Nope, it was not my intention to offer a “critic’s move” to “flatten complex, present-day decisions into a culture-war screed so it can sound brave and contrarian.” Just encourage dialogue and debate.
Pardon me for being amused by this whole kerfuffle, but it’s hard to pretend that Lauren Gunderson is a figure of genuine artistic significance, and comparisons to Modigliani, Charlie Chaplin or even Woody Allen seem overblown. My impression is that her career has soared at least in part on the woke wings of theatrical cancel culture – only now her embedment in that same culture’s amoral striving and money-chasing has tripped her up. (It’s worth noting that, despite her claims to the contrary, Epstein seems to have met her; his emails to her then-husband include the note “Your fiance [sic] is great – that was fun.”) Well, too bad for Gunderson that she cast such a wide net with her wedding invites, but as she seems quite the go-getter I don’t think she’ll be down for long; maybe she’ll even get a new play out of all this.
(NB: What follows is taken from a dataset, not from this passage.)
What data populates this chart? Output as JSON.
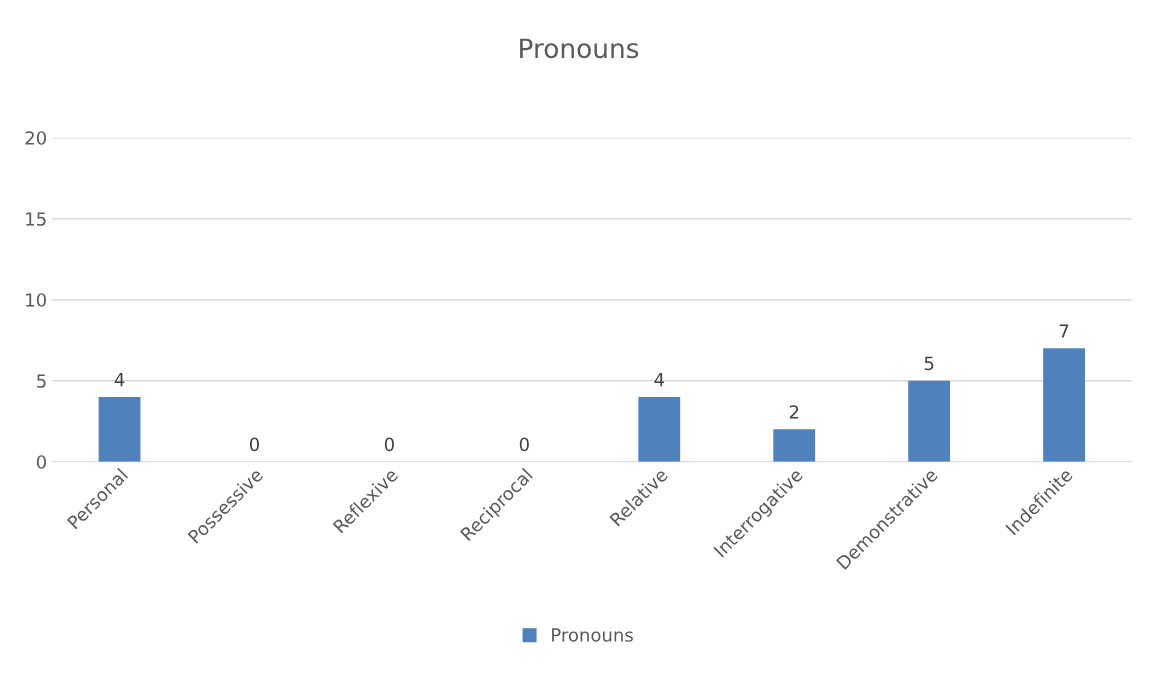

But at the same time, please let’s not act as if “‘art itself has been prosecuted’.”
To quote Gunderson’s own website about the cancelled play, The Revolutionists: The Revolutionists is a new play about four very real women who lived boldly in France during the French Revolution’s Reign of Terror. Playwright Olympe De Gouge, assassin Charlotte Corday, former queen (and fan of ribbons) Marie Antoinette, and Haitian rebel Marianne Angelle hang out, murder Marat, loose their heads [sic] and try to beat back the extremist insanity in the Paris of 1793. What was a hopeful revolution for the people is now sinking into hyper violent hypocritical male rhetoric. However will modern audiences relate.”
Uh-huh. Sound familiar? If it doesn’t, it should; half a dozen of our other woke playwrights could have written precisely this, and provided a blurb with better grammar, too.